Buford v. New York Iron Mine

Freedman, J.

As both parties have conceded that an adjournment of the motion was had, and that the motion was argued below on the merits, the preliminary objection raised below should not be considered on the present appeal. The merits of the motion depend upon the construction of section 440 of the Code of Civil Procedure. The point that the order which was vacated contained no direction whatever as to a publication of the summons, but only an authorization for personal service without the state, was passed upon in Ritten v. Griffith, 16 Hun, 454, and decided adversely to the appellant. The case referred to was distinguished in Weil v. Martin, 24 Hun, 645, and in O'Neil v Bender, 30 Hun, 204, but it has never been overruled. . If the point had never been squarely passed upon, I perhaps could persuade myself to reach a different conclusion. But it has been expressly decided by a general term of the supreme court, and no sufficient reason has been shown why this court should not follow the decision then and there made.

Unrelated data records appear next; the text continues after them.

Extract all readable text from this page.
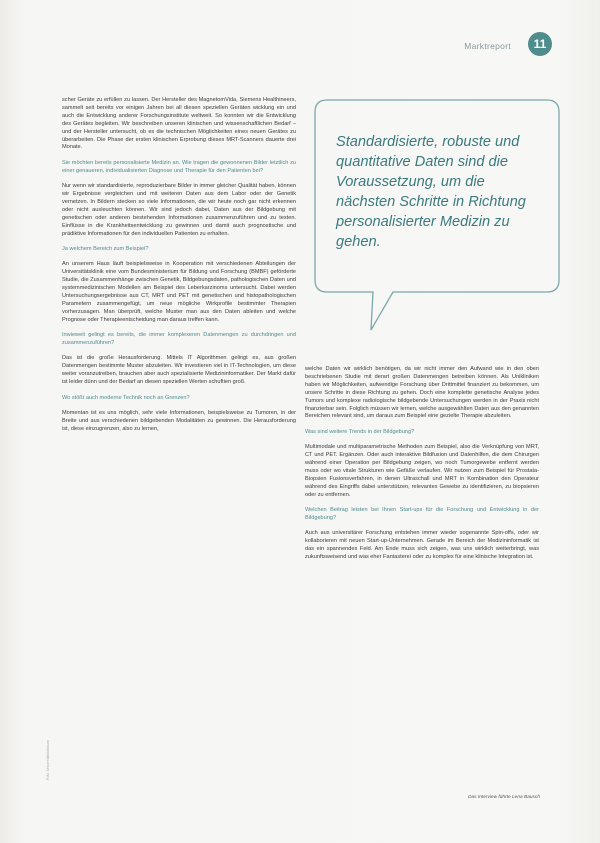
Marktreport	11

scher Geräte zu erfüllen zu lassen. Der Hersteller des MagnetomVida, Siemens Healthineers, sammelt seit bereits vor einigen Jahren bei all diesen speziellen Geräten wicklung ein und auch die Entwicklung anderer Forschungsinstitute weltweit. So konnten wir die Entwicklung des Gerätes begleiten. Wir beschreiben unseren klinischen und wissenschaftlichen Bedarf – und der Hersteller untersucht, ob es die technischen Möglichkeiten eines neuen Gerätes zu überarbeiten. Die Phase der ersten klinischen Erprobung dieses MRT-Scanners dauerte drei Monate.

Sie möchten bereits personalisierte Medizin an. Wie tragen die gewonnenen Bilder letztlich zu einer genaueren, individualisierten Diagnose und Therapie für den Patienten bei?

Nur wenn wir standardisierte, reproduzierbare Bilder in immer gleicher Qualität haben, können wir Ergebnisse vergleichen und mit weiteren Daten aus dem Labor oder der Genetik vernetzen. In Bildern stecken so viele Informationen, die wir heute noch gar nicht erkennen oder nicht ausleuchten können. Wir sind jedoch dabei, Daten aus der Bildgebung mit genetischen oder anderen bestehenden Informationen zusammenzuführen und zu testen. Einflüsse in die Krankheitsentwicklung zu gewinnen und damit auch prognostische und prädiktive Informationen für den individuellen Patienten zu erhalten.

Ja welchem Bereich zum Beispiel?

An unserem Haus läuft beispielsweise in Kooperation mit verschiedenen Abteilungen der Universitätsklinik eine vom Bundesministerium für Bildung und Forschung (BMBF) geförderte Studie, die Zusammenhänge zwischen Genetik, Bildgebungsdaten, pathologischen Daten und systemmedizinischen Modellen am Beispiel des Leberkarzinoms untersucht. Dabei werden Untersuchungsergebnisse aus CT, MRT und PET mit genetischen und histopathologischen Parametern zusammengefügt, um neue mögliche Wirkprofile bestimmter Therapien vorherzusagen. Man überprüft, welche Muster man aus den Daten ableiten und welche Prognose oder Therapieentscheidung man daraus treffen kann.

Inwieweit gelingt es bereits, die immer komplexeren Datenmengen zu durchdringen und zusammenzuführen?

Das ist die große Herausforderung. Mittels IT Algorithmen gelingt es, aus großen Datenmengen bestimmte Muster abzuleiten. Wir investieren viel in IT-Technologien, um diese weiter voranzutreiben, brauchen aber auch spezialisierte Medizininformatiker. Der Markt dafür ist leider dünn und der Bedarf an diesen speziellen Werten schuftien groß.

Wo stößt auch moderne Technik noch an Grenzen?

Momentan ist es uns möglich, sehr viele Informationen, beispielsweise zu Tumoren, in der Breite und aus verschiedenen bildgebenden Modalitäten zu gewinnen. Die Herausforderung ist, diese einzugrenzen, also zu lernen,

Standardisierte, robuste und quantitative Daten sind die Voraussetzung, um die nächsten Schritte in Richtung personalisierter Medizin zu gehen.

welche Daten wir wirklich benötigen, da wir nicht immer den Aufwand wie in den oben beschriebenen Studie mit derart großen Datenmengen betreiben können. Als Unikliniken haben wir Möglichkeiten, aufwendige Forschung über Drittmittel finanziert zu bekommen, um unsere Schritte in diese Richtung zu gehen. Doch eine komplette genetische Analyse jedes Tumors und komplexe radiologische bildgebende Untersuchungen werden in der Praxis nicht finanzierbar sein. Folglich müssen wir lernen, welche ausgewählten Daten aus den genannten Bereichen relevant sind, um daraus zum Beispiel eine gezielte Therapie abzuleiten.

Was sind weitere Trends in der Bildgebung?

Multimodale und multiparametrische Methoden zum Beispiel, also die Verknüpfung von MRT, CT und PET. Ergänzen. Oder auch interaktive Bildfusion und Datenhilfen, die dem Chirurgen während einer Operation per Bildgebung zeigen, wo noch Tumorgewebe entfernt werden muss oder wo vitale Strukturen wie Gefäße verlaufen. Wir nutzen zum Beispiel für Prostata-Biopsien Fusionsverfahren, in denen Ultraschall und MRT in Kombination den Operateur während des Eingriffs dabei unterstützen, relevantes Gewebe zu identifizieren, zu biopsieren oder zu entfernen.

Welchen Beitrag leisten bei Ihnen Start-ups für die Forschung und Entwicklung in der Bildgebung?

Auch aus universitärer Forschung entstehen immer wieder sogenannte Spin-offs, oder wir kollaborieren mit neuen Start-up-Unternehmen. Gerade im Bereich der Medizininformatik ist das ein spannendes Feld. Am Ende muss sich zeigen, was uns wirklich weiterbringt, was zukunftsweisend und was eher Fantasterei oder zu komplex für eine klinische Integration ist.

Das Interview führte Lena Bausch
Foto: Universitätsklinikum
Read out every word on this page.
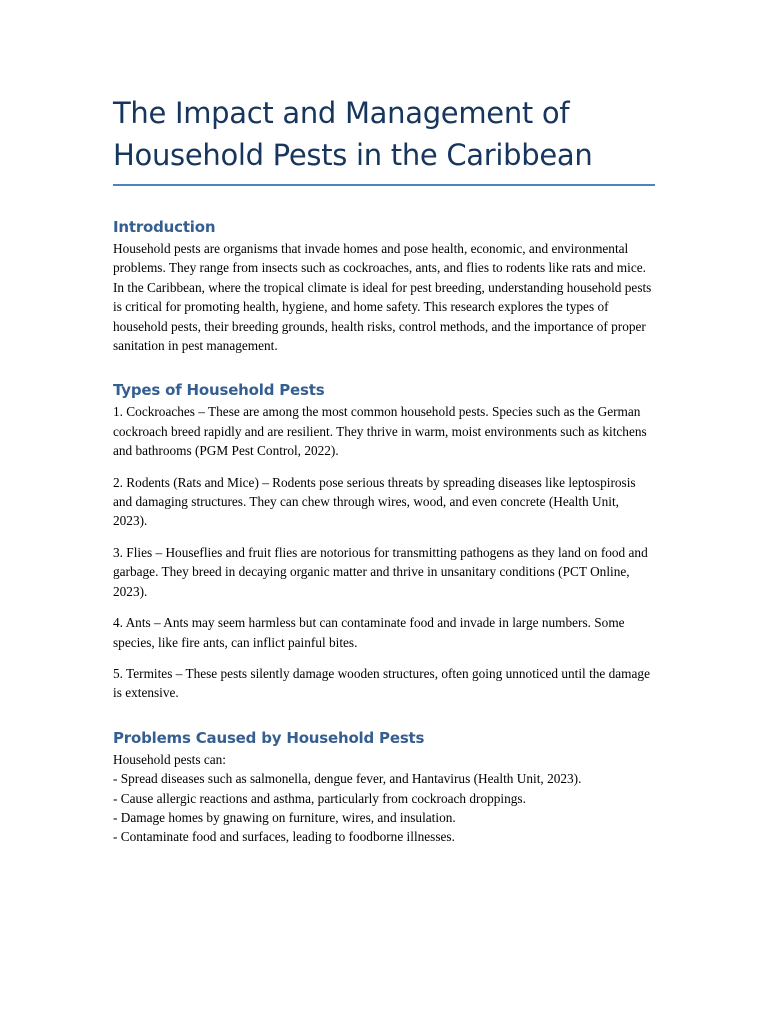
The Impact and Management of Household Pests in the Caribbean
Introduction

Household pests are organisms that invade homes and pose health, economic, and environmental problems. They range from insects such as cockroaches, ants, and flies to rodents like rats and mice. In the Caribbean, where the tropical climate is ideal for pest breeding, understanding household pests is critical for promoting health, hygiene, and home safety. This research explores the types of household pests, their breeding grounds, health risks, control methods, and the importance of proper sanitation in pest management.

Types of Household Pests

1. Cockroaches – These are among the most common household pests. Species such as the German cockroach breed rapidly and are resilient. They thrive in warm, moist environments such as kitchens and bathrooms (PGM Pest Control, 2022).

2. Rodents (Rats and Mice) – Rodents pose serious threats by spreading diseases like leptospirosis and damaging structures. They can chew through wires, wood, and even concrete (Health Unit, 2023).

3. Flies – Houseflies and fruit flies are notorious for transmitting pathogens as they land on food and garbage. They breed in decaying organic matter and thrive in unsanitary conditions (PCT Online, 2023).

4. Ants – Ants may seem harmless but can contaminate food and invade in large numbers. Some species, like fire ants, can inflict painful bites.

5. Termites – These pests silently damage wooden structures, often going unnoticed until the damage is extensive.

Problems Caused by Household Pests

Household pests can:

- Spread diseases such as salmonella, dengue fever, and Hantavirus (Health Unit, 2023).

- Cause allergic reactions and asthma, particularly from cockroach droppings.

- Damage homes by gnawing on furniture, wires, and insulation.

- Contaminate food and surfaces, leading to foodborne illnesses.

The question is a close one, and it can be set at rest only by the court of appeals, and it should be submitted to that tribunal for final determination. Abrahams v. Mitchell, 8 Abb. Pr. 123, arose under section 1357 of the former Code, the language of which differed from the language of section 440 of the Code of Civil Procedure. The order appealed from should be affirmed, with $10 costs and disbursements.

Sedgwick, C. J.,and O’Gorman, J., concur.